Organizations invest more in data protection but recover less

92% of organizations will increase 2024 data protection spend, to achieve cyber resilience amidst continued threats of ransomware and cyberattacks, according to Veeam Software.

cyberattacks business outages

Respondents shared that cyberattacks remain the top cause of outages and that while organizations are putting more emphasis on utilizing the cloud for major recoveries, only a small percentage believe they’d be able to recover from even a small crisis in under a week.

For the fourth straight year, cyberattacks were listed as the most common and most impactful causes of business outages across organizations. The fact that other types of outages followed closely behind – infrastructure/networking, storage hardware, application software, public cloud resources, and server hardware – illustrated the growing need for modernized backup strategies.

Organizations brace for ransomware impact

76% of organizations were attacked at least once in the past 12 months. While this number is down from 85% in 2023, 26% reported being attacked at least four times this past year. So according to the report, more organizations were hit quarterly than those who believe they were not attacked at all. Recovery is still a major concern, as only 13% said they can successfully orchestrate recovery during a DR situation.

The survey ranked protecting against cyber threats and addressing environmental, social, and governmental goals as the biggest inhibitors to IT modernization and digital transformation initiatives. These factors scored higher than usual struggles related to skills, economic concerns and organizational issues, due to the amount of effort and resources that were being diverted from digital transformation or IT modernization investments.

While most organizations consider cyber resiliency a foundational aspect of their broader business continuity or disaster recovery (BC/DR) strategy, BC/DR preparedness is not yet “passing” most service-level agreement (SLA) expectations. When asked how long IT would need to recover 50 servers, only 32% believed their IT staffs could recover the servers within five business days.

Other supporting statistics reflect the growing gap between what data protection business units expect and what IT services can deliver is increasing. When asked about their latest large scale cyber/disaster test, 58% of servers were recoverable within expectations.

Data protection budgets are expected to grow

Data protection budgets are expected to grow by 6.6% in 2024. This is the second straight year the survey revealed that data protection spending growth will outpace IT spending growth.

For the second straight year, survey respondents consider the most common and most important aspect of a modern data protection solution is one that integrates with cyber security tools. 41% of respondents consider some aspect of mobility in cloud scenarios as most important characteristic of a modern solution, including the ability to move a workload from one cloud to another and the standardization of protection between on-premises workloads and IaaS/SaaS.

“Ransomware continues to be the biggest threat to business continuity,” said Dave Russell, VP of Enterprise Strategy at Veeam. “It’s the number one cause of outages today, and protecting against it is hampering digital transformation efforts.

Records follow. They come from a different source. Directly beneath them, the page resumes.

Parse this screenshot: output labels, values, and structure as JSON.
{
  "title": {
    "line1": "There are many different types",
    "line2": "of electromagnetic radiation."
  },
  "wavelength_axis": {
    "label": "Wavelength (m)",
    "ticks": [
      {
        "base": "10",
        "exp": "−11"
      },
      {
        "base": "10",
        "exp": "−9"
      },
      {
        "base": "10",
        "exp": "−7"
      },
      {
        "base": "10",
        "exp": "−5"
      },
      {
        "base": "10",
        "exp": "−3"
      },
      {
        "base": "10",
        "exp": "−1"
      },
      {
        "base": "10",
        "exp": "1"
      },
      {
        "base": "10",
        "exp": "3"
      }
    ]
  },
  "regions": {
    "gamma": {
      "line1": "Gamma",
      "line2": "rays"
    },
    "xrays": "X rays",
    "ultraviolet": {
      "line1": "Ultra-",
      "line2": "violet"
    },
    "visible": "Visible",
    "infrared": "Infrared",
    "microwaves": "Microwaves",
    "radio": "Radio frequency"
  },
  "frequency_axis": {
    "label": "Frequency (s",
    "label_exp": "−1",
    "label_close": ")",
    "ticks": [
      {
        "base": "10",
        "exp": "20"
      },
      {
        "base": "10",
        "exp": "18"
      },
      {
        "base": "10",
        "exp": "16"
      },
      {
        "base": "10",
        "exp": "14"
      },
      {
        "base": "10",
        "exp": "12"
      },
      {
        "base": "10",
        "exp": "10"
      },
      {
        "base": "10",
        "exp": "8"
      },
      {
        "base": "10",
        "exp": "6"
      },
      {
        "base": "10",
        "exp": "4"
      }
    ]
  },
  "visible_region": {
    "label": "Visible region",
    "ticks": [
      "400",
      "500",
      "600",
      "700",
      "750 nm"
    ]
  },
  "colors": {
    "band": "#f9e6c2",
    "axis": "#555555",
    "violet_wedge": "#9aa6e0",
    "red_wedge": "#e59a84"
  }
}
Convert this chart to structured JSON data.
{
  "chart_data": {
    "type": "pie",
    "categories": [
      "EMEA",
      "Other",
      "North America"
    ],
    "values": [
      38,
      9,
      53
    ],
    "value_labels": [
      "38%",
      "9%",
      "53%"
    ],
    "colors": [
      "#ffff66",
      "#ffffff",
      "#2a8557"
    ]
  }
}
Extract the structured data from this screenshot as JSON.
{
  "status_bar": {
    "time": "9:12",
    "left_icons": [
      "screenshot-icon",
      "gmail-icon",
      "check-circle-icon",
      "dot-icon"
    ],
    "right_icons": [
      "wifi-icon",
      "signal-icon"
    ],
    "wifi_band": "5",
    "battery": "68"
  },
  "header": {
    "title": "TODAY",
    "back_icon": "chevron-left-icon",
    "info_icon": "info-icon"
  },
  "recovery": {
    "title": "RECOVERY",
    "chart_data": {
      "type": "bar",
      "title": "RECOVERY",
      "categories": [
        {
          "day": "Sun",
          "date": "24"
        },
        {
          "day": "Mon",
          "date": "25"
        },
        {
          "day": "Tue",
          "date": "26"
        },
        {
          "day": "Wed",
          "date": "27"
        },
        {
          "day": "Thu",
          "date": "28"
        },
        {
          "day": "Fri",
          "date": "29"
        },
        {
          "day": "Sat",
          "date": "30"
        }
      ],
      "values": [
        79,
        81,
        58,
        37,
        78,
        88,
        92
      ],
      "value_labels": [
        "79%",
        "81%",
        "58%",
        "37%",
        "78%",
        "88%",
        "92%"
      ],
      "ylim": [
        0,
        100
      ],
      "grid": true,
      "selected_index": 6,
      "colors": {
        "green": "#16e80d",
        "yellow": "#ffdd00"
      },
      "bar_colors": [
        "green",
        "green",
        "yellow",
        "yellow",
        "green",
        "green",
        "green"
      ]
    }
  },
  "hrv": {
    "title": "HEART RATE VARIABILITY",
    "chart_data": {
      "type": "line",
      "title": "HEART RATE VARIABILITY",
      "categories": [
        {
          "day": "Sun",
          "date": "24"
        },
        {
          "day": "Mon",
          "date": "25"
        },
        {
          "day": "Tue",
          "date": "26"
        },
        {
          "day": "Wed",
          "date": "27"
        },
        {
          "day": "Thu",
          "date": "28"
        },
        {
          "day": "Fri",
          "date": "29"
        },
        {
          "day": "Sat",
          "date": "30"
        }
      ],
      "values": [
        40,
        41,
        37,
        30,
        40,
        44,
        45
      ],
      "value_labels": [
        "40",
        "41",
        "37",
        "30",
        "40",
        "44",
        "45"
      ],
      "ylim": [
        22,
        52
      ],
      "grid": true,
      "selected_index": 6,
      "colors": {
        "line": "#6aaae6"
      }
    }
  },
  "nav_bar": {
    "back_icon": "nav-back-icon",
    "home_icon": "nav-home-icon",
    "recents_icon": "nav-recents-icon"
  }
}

Furthermore, although companies are increasing their spend on protection, less than a third of companies believe they can recover quickly from a small attack. The findings in this year’s report highlight the need for continued cyber vigilance, and the importance of every organization to ensure they have the right protection and recovery capabilities.”

Container usage continues to rise

Container usage continues to rise, with 59% of enterprises running them in production, and another 37% either rolling them out or planning to. Unfortunately, only 25% of organizations use a backup solution that is purpose-built for containers, while the rest of organizations back up only some of the underlying components – e.g., storage repositories or the database contents. Neither tactic ensures that the applications and services will be resumable after a crisis, or even a simple import/configuration error that needs to be undone.

The fact that 47% of respondents expressed an intent to seek a new job outside of their current organization within the next twelve months represents both a challenge and an opportunity for data protection initiatives. While losing valuable data protection talent puts organizations at a significant disadvantage when crises inevitably strike, the market shift presents an opportunity to add knowledge to protect modern production workloads that reside in clouds, such as Microsoft 365, Kubernetes containers, or other IaaS/PaaS deployments.

For the second straight year, the two most important considerations for “enterprise backup” solutions are reliability and the protection of cloud-hosted workloads (IaaS and SaaS). This is problematic for organizations relying on older datacenter-centric data protection solutions.

As organizations move workloads from one platform or cloud to another, IT teams relying on legacy backup solutions that do not offer equitable protection of cloud-hosted workloads will struggle to maintain SLAs, particularly those that embrace cloud-native offerings like Microsoft 365/Salesforce (SaaS) or containers.